This book traces a seemingly uneventful summer in
the adolescence of narrator Timmy, a sort of “everyboy” who has just the right mix of
irreverence, curiosity, obsession, loyalty, lust, anger, and decency to resemble a real
human being. Beneath the uneventful surface of the novel, important events and
significant changes take place in Timmy’s life and perception.
There is
much that is familiar to readers who lived through the book’s
mid-1970s suburban
America setting. Pope has a memoirist’s eye for detail. Timmy revels in all the minutia
that dominate a young boy’s observations–from popular music to movies to TV, all the way
to lusty adult neighbors and the quirks of his own siblings and parents. Unlike memoir
writers, Pope brings no adult filter to Timmy’s voice.

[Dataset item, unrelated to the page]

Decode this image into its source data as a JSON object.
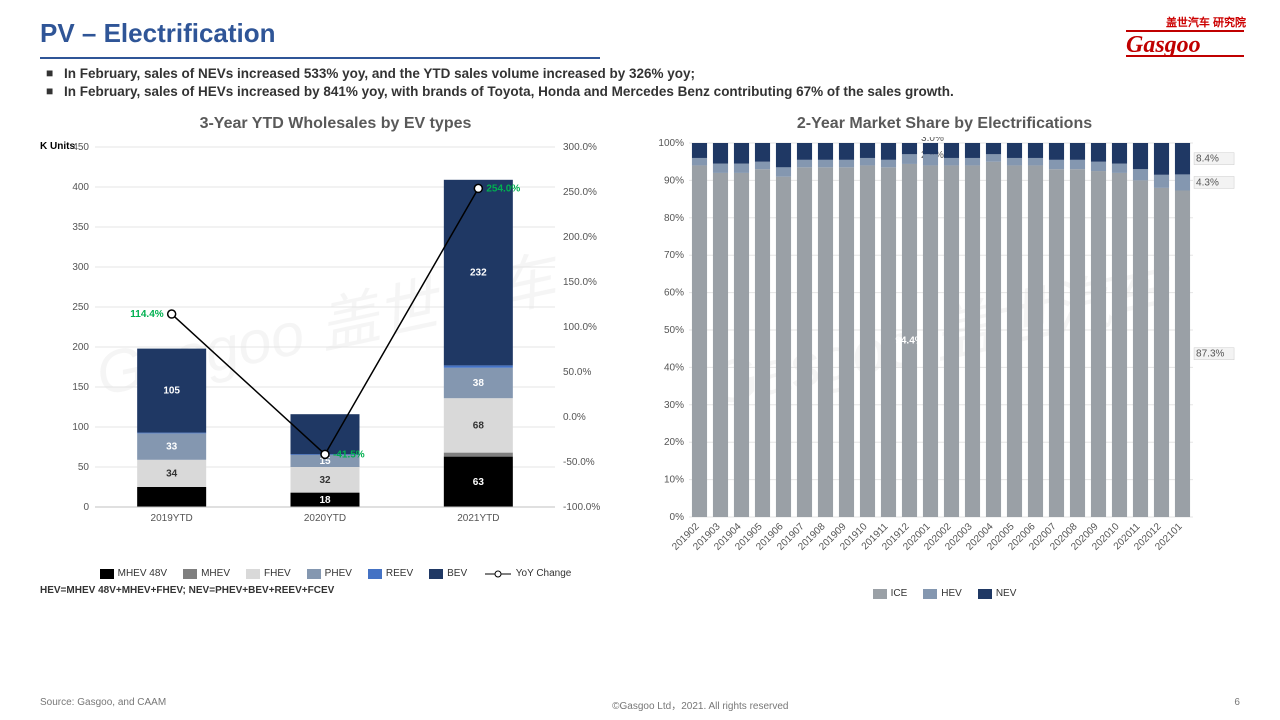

That an adult writer can so
thoroughly allow readers to experience life through the perspective of his young narrator
is quite a feat of
literary dexterity.
In addition to his skill at
capturing just the right details, Pope is simply
a terrific crafter of the written
word. Even through the adolescent narrator’s
voice, his language moves beautifully
through moments that approach poetry to
other equally satisfying moments of near
reportage as Timmy enumerates his
countless observations. The book’s great humor
comes both from the tragicomic situations that Timmy experiences and the delightful way
he narrates these experiences. Pope is so stylistically skilled that it sometimes hardly
matters what is actually occurring as the novel unfolds.
“Stuff” certainly
happens in the book. Pets die, parents argue, youngsters
and adults have carnal
adventures, and people show their positive and
disturbing personality traits in a
variety of minor and major ways. But don’t come to this book looking for the “action”
that often overwhelms traditional boy-moving-toward-manhood books. Pope works on a more
sophisticated plane. Timmy
experiences no psychological earthquakes–just a subtle
erosion of his emotional landscape. Friends and family (and ultimately Timmy himself)
change. These are not the melodramatic changes of lesser coming-of-age novels. Just as
people do in the real world, the characters of Pope’s In The Cherry Tree arrive at
the end of
this fragment of their life story changed just enough to inhabit the world
in a slightly different place.
And thanks to Pope’s encyclopedic but
precise choice of detail, his delightful style, and his subtle hand in shaping his
protagonist, readers can find a place in that world as well.